At 29, Olivier should be somewhere near his peak and, on paper, is a big asset as he showed during a 10-Test career in which he took 48 wickets at 19 and broke into the top-20 of the world Test rankings.
It was considered a major coup when Yorkshire signed him, beating off stiff competition from other counties, but although there have been flashes of pace along the way (Olivier has seemingly hit as many batsmen on the head at times as he has taken wickets), there is the sense of a coiled spring that has still not fully released.

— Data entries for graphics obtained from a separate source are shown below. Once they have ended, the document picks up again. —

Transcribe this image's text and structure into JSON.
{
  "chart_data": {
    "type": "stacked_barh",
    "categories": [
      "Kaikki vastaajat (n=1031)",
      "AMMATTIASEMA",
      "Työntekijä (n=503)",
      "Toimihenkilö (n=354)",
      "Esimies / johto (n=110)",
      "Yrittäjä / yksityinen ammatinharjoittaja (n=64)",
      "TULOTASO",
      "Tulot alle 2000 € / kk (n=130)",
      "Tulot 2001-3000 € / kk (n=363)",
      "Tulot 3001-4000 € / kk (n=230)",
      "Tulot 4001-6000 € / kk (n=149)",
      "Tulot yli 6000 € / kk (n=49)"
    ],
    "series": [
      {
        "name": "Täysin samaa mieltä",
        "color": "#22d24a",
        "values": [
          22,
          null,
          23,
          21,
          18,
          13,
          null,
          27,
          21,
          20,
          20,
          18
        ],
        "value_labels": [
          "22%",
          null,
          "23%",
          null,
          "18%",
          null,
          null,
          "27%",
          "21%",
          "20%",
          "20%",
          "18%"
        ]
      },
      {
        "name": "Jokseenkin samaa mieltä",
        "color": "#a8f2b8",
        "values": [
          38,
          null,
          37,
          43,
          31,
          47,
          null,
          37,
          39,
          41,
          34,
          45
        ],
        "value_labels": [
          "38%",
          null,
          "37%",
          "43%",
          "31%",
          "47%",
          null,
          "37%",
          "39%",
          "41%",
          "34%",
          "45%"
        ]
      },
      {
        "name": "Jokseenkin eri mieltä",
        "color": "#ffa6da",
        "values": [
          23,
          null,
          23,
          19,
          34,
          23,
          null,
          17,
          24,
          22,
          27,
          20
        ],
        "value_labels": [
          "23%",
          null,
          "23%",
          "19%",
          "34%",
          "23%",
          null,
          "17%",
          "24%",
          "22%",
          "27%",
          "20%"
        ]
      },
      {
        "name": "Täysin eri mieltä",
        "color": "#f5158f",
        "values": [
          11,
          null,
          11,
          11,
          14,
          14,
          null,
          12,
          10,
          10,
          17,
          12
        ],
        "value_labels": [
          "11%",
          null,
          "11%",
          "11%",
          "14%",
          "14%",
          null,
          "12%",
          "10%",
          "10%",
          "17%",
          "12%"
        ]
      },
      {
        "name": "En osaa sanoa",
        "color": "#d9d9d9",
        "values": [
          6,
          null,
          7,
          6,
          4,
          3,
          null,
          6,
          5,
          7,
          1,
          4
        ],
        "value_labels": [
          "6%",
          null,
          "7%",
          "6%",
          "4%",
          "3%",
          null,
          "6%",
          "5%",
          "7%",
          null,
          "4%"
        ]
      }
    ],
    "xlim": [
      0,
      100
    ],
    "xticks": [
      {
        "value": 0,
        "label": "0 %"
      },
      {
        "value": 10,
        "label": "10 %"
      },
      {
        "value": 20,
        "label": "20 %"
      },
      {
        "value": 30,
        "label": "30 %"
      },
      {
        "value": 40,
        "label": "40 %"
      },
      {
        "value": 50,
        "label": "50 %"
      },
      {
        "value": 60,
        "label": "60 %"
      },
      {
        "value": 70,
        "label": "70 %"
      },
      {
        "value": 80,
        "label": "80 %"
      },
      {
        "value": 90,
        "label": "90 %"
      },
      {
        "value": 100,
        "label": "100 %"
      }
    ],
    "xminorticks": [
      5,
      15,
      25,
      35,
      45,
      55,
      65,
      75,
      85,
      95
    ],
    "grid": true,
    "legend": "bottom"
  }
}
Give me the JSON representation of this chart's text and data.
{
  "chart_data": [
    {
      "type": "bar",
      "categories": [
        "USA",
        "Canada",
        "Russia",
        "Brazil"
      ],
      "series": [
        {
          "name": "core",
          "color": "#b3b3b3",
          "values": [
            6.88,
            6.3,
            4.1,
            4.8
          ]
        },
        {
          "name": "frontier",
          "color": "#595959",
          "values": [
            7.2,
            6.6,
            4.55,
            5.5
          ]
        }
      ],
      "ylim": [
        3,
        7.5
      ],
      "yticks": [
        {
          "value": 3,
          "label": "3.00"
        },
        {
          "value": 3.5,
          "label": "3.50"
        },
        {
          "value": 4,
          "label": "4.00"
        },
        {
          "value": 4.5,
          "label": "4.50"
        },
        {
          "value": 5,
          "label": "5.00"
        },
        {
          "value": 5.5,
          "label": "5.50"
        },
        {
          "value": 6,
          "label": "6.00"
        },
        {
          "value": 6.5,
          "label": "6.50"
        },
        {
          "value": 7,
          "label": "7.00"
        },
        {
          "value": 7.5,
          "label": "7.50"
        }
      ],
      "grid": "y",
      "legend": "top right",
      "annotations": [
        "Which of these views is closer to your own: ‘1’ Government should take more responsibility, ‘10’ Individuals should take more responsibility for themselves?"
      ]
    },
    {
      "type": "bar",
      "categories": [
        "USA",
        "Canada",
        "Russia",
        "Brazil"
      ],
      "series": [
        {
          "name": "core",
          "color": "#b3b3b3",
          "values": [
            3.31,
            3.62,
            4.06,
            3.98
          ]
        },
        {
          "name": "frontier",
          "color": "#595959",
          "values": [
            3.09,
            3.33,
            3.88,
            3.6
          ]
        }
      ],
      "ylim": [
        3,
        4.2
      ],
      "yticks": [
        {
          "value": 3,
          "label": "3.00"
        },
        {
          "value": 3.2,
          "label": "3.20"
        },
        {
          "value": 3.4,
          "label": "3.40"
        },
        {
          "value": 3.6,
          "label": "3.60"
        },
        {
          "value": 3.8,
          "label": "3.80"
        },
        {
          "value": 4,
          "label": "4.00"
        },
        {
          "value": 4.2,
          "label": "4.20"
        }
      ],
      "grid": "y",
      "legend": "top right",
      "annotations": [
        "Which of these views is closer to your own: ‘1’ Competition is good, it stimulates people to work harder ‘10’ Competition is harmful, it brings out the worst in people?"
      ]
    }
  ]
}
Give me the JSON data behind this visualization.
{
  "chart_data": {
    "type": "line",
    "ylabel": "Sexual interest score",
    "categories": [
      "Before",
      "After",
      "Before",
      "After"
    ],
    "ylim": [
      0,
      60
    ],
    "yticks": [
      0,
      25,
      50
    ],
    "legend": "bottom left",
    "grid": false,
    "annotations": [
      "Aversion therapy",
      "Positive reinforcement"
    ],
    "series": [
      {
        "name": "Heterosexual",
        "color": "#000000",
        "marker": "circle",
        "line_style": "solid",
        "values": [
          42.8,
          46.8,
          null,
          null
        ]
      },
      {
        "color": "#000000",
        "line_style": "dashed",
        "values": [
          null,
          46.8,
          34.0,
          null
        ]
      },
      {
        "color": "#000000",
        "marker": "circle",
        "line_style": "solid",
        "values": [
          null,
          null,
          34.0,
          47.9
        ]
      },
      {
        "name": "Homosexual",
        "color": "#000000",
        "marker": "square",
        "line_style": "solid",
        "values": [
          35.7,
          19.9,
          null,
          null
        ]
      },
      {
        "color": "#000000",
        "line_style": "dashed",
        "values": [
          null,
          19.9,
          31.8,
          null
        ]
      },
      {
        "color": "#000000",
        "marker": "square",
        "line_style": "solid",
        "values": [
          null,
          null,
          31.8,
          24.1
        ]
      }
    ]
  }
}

Olivier has managed only two five-wicket hauls for Yorkshire – 5-96 on his second appearance against Nottinghamshire at Trent Bridge in 2019, and 5-108 against Kent at Headingley later that year, although he was the club’s leading Championship wicket-taker that summer with 43.
Initially, it seemed that he struggled with bowling a traditional English length – always a difficult transition for an overseas player to make – but there were signs last year that he was bowling fuller.
Yet his and Yorkshire’s desire to build on that progress, and to translate it into the sort of form traditionally expected of an overseas signing, has been thwarted by Covid and also by injury, with Olivier managing just two first-team appearances since May and only eight last season in total.
“Duanne’s had a back injury,” said Gale, who named him in the squad for the final match of the season against Nottinghamshire last week only for Olivier to be left out of the starting XI at Trent Bridge.
“The Notts game was probably the first game that he had been available to us over the last two months, and we decided to go in a different direction.
“Duanne played a 50-over game (in August), he came back and broke down again, so we had to get him fit.
“But, because of Covid again, we didn’t manage to get him as much second-team cricket as we’d have liked because we had two games in two weeks called off with Covid, so we had to keep our first-team squad away from the second team.
“So he hadn’t managed to play enough cricket to convince himself and us that he could do the job on the pitch (against Notts).
“That Notts game was the first week that he was available and we just made a choice in Revis that we needed a bit more batting,” said Gale.
“But Duanne has a lot to offer and there were signs before that he was bowling that fuller length, not the South African length, and I thought that he was going to reap the rewards this year and hopefully he will do that next year instead.”